Will our son get accepted to his first choice? Will any college want him? How far away will he go?
The answers to the first two questions are easy: 1. Eff you Stanford, and 2. Yes, of course, so eff you, Stanford.
The response to the third remains to be seen and, as a result, brings the kind of purgatory which is more religious in nature: "a state of punishment" where you are made "more pure through suffering". This suffering has nothing to do with the endless applications or SAT scores. This suffering, which is never allowed to spill over to the surface but instead must simmer silently, is brought on by the most unnatural thing you will ever do: letting go of that which you want to hold on to most tightly, your son or daughter.
Our son was the ugliest newborn. Ever. His skin was a titian tint, from a liver that definitely needed a few more weeks in the uterine cooker. He was so skinny that my friend revealed to me, thankfully not at the time but years later, that she secretly went to her mom in a panic over his plucked-chicken appearance. Making his scrawniness even more glaring was his gigantic head, an infantile Mardi-Gras float if there ever was one.
But it didn't matter. Like the episode of the "Partridge Family" where Keith Partridge thinks the discordant girl he is smitten with is the best singer in the world, we fell in love. Instantly.
And as he grew, physically and emotionally, we were not only in love, but my husband and I realized we really like this kid. Then we were blessed to add his little brother to this mix who, we truly didn't think possible, we love and like just as much.

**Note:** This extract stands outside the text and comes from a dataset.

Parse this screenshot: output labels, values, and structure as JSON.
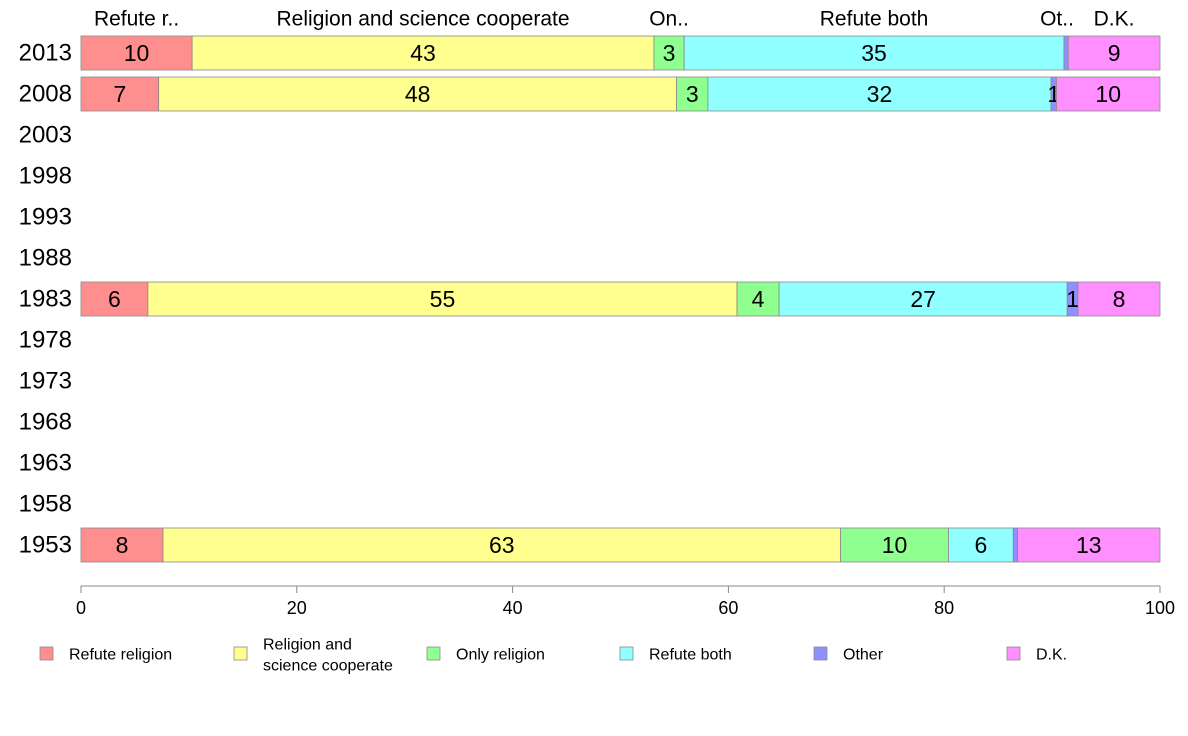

Now, like the Partridge Family, we have a group that really works together, and the truth is we are not ready to let our first born off our multi-color familial bus. But we know that we don't have a choice. Our son has expressed -- both outwardly and through a natural, emotional distancing -- that he's ready for a solo career.
So, we wait. And together my husband and I keep our fingers crossed that when all the college decisions are in that we only need to drive this bus far enough away that everyone is left singing "C'mon Get Happy".